有馬:今の日本は、成熟化していることもありますが、高度成長時代と違って目標を設定するのも難しくなり、何か所在がありません。政治もマスコミも小さな話ばかり追いかけています。今回、政調会長に抜擢されましたが、民進党として民主党時代の失敗を乗り越え、「この国をこうやってよくしたい」という方針はありますか。
山尾:あります。民主党時代に残念だったのは、いろいろな政治家が個人のメッセージを打ち出し過ぎ、党としてのメッセージがまとまりにくかったことです。自民党は「右向け右」で、そこにはメリットもデメリットもあるかもしれませんが、「ワンボイス」でまとまっています。いま民進党がしなくてはいけないのは、いい意味で「ワンボイス」でまとめて行くことだと思います。
その意味で今回、民進党は新しい船出にあたって、結党宣言で「自由」「共生」「未来への責任」という3つの理念を掲げましたが、私はこうした理念も含め、民進党が掲げる政策を国民の皆さんにお話しする「通訳」になりたい。

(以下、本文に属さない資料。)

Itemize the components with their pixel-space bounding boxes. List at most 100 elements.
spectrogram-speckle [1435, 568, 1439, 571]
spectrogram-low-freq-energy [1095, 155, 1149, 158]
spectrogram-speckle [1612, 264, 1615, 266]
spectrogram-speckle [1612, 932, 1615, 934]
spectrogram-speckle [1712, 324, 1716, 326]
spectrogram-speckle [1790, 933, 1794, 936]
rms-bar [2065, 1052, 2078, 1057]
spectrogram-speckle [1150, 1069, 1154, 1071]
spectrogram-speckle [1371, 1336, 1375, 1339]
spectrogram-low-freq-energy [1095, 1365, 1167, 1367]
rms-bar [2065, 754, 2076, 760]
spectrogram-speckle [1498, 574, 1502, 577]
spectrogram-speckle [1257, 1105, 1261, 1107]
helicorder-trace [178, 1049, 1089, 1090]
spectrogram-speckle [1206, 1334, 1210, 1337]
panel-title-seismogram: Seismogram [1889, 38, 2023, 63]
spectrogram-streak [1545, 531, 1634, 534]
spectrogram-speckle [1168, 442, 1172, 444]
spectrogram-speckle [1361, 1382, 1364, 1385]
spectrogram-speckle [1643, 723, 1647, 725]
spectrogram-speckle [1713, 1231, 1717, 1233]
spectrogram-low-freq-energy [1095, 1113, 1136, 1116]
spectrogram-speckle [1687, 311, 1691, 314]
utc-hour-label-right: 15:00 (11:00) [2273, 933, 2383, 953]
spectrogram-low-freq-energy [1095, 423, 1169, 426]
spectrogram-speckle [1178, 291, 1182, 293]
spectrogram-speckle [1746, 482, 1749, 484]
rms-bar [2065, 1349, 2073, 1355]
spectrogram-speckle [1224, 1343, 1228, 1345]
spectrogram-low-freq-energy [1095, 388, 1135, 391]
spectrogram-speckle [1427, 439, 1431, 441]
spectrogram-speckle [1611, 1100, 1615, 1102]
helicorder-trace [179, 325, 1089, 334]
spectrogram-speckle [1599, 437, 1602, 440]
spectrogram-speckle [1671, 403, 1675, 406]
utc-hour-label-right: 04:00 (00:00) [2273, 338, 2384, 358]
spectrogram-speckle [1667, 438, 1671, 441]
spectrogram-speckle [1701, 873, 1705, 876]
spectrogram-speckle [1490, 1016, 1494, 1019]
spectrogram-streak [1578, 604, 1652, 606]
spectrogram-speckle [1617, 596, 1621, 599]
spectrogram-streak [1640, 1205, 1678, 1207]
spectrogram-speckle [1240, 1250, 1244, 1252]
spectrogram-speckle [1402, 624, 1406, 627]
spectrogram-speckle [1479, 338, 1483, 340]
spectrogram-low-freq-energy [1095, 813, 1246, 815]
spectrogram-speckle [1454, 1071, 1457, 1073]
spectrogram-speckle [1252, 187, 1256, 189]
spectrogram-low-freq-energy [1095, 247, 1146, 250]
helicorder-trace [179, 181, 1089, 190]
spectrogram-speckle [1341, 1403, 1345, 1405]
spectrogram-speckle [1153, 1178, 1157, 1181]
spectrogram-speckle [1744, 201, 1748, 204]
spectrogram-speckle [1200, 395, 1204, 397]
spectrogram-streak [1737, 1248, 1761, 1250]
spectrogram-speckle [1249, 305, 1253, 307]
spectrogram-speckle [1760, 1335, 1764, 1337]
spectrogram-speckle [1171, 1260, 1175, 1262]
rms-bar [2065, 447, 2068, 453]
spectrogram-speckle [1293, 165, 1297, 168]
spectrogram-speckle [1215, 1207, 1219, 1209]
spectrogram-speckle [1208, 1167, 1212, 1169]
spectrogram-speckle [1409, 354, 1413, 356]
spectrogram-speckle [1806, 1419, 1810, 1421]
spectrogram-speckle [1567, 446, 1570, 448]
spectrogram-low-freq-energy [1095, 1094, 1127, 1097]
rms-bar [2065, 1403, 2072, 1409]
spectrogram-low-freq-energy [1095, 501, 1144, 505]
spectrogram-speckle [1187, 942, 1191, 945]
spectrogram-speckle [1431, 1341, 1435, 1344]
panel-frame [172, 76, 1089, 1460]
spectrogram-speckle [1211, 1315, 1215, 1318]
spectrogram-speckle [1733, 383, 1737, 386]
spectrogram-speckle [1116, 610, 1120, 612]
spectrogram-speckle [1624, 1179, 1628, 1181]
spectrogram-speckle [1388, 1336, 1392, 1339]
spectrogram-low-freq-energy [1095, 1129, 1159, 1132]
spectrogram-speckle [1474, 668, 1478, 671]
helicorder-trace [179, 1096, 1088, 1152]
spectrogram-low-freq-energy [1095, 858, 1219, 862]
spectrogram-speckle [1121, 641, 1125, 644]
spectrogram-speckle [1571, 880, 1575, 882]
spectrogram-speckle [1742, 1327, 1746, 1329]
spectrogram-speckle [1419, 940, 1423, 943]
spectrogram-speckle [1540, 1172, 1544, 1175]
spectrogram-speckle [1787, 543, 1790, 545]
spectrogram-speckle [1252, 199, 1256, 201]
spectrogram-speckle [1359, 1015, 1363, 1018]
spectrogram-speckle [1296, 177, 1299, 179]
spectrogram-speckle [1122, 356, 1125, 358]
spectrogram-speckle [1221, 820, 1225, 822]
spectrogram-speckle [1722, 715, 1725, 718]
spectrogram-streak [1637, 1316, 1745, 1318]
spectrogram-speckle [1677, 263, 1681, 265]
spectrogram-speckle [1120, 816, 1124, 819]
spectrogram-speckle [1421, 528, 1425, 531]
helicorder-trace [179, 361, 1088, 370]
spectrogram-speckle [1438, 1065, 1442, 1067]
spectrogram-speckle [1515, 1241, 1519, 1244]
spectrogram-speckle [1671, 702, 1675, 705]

3つの理念について、ぜひお話をさせていただきたいと思います。まず自由とは、安倍総理が国会でヤジを飛ばしたり、メディアを規制したり、憲法を勝手に解釈する自由ではありません。本来の自由とは、国家から国民の自由を守ることです。そのルールブックが憲法です。こうした当たり前のことを大きな声で言わないといけないほど、今の自民党政治は古いのですが、今はいちばん大事なものとして掲げます。もちろん、憲法改正について議論をしていくことはまったく否定するものではありません。
アベノミクスは金持ちを大金持ちにしただけ
有馬:なるほど。2つめの「共生」ですが、イメージがわきにくいし、古い言葉ですね。「強制」という音にも聞こえます。たとえば、今、自民党が打ち出している「一億総活躍社会」は、無理な話にも聞こえますが、「みんなが輝く」という意味で、「使い方によってはやっぱり悪くない」と言う議員もいます。よく言われる「格差是正」にしても、「強制的」にならすようなニュアンスがとうしてもありますね。「共生」だけでは、国民にうまく通じないのではありませんか?
山尾:共生については2つ申し上げたいことがあります。ひとつはアベノミクスについてです。アベノミクスはお金持ちを大金持ちにしましたが、実質所得は民主党政権時代より減少しました。
その意味で、衆議院の北海道5区の補欠選挙(4月24日投開票)の立候補者である池田まきさんの「普通の人から豊かになろう」はすごくいいキャッチフレーズだと思います。民進党は家計の消費を温めるような政策を実行し、普通の人から豊かになるという意味で、スタート地点が自民党とまったく違うことをわかりやすく言っていきたい。